Se trata de una pobreza radical: recibirlo todo de Dios y devolvérselo todo a
Dios, peregrinar en gratuidad. Lo cual rápidamente se tradujo en “desapego”.
Y desde la
misma experiencia de siempre la vida contemplativa se renovó en el mirar absorto
y agradecido del misterio de la Encarnación. En esa escuela de la pequeñez de
Dios en Pesebre, Eucaristía y Cruz, en esa contemplación renovada de la
humanidad de Jesucristo y de su Pascua, se abrió paso la mística del corazón.
No tengo dudas que este proceso iniciado en este momento culminará en el gran
siglo de oro de la mística latina. San Juan de la Cruz –en famoso dibujo para
ilustrar una de sus obras-, en el camino que asciende al Monte escribe “nada,
nada, nada”.
Todo esto para
dar contexto a la expresión “simplicidad indiferente y santa vacuidad”. Las
purificaciones han concretado el desapego del alma de todas las cosas, lo cual
no significa abulia sino que puede vivirlo todo sin quedarse ya pegado en nada.

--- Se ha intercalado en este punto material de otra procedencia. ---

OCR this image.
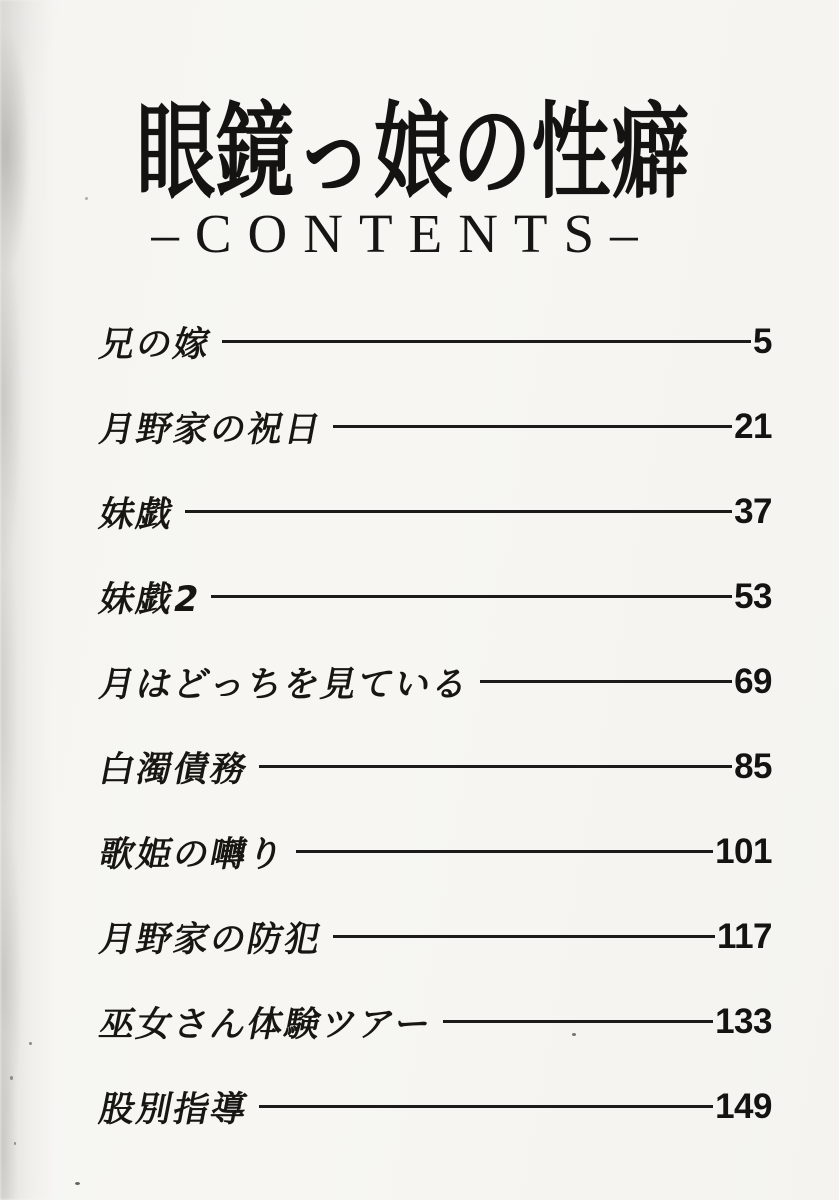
眼鏡っ娘の性癖
–CONTENTS–
兄の嫁	5
月野家の祝日	21
妹戯	37
妹戯2	53
月はどっちを見ている	69
白濁債務	85
歌姫の囀り	101
月野家の防犯	117
巫女さん体験ツアー	133
股別指導	149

Que la unión con Dios ha crecido al punto que solo desde allí se vive. Que toda
la realidad ha quedado supeditada y proporcionada a este estado de gracia en
unidad de corazón. Todo en Dios, nada sin Él. Simplicidad de vida, sabiduría de
pobres y humildes de espíritu.
“Simplicidad
indiferente” no es pues desinterés, sino que nada mueve ya quitando del centro
al Señor. “Santa vacuidad” significa que el espacio interior permanece libre
para ser lleno de Dios. Entre secretas purificaciones y goces extáticos el alma
se ha saciado de Amor Divino. Por la apatía de mundo puede comprometerse con el
aquí y ahora de la historia con la serenidad de que “todo pasa pero Dios no se
mueve, que solo Dios basta”, al decir teresiano. Por la sanación de la carne ha
capitulado de tal modo que se encuentra plenamente libre en una sana dependencia
de su Dueño y Esposo, en un abandono amoroso tan luminoso en certezas de
esperanza y fe. Por el combate contra el Adversario ha co-vivido la Pascua
transformante y ha resurgido victoriosa en Él. Nada por saber, nada por ganar o
perder, nada por añorar hacia el pasado ni por anhelar hacia el futuro, nada
por buscar como nada por esquivar. Todo se ha detenido; silencio, soledad,
quietud. Sin embargo ahora verdaderamente todo está tan vivo. Todo simplemente
en Dios. Simplicidad indiferente y santa vacuidad. Paz y plenitud en serena
unión con Aquel que todo tiene en su mano. Y el amor ya sabe entregarse del
todo en todo sin quedarse por nada en nada.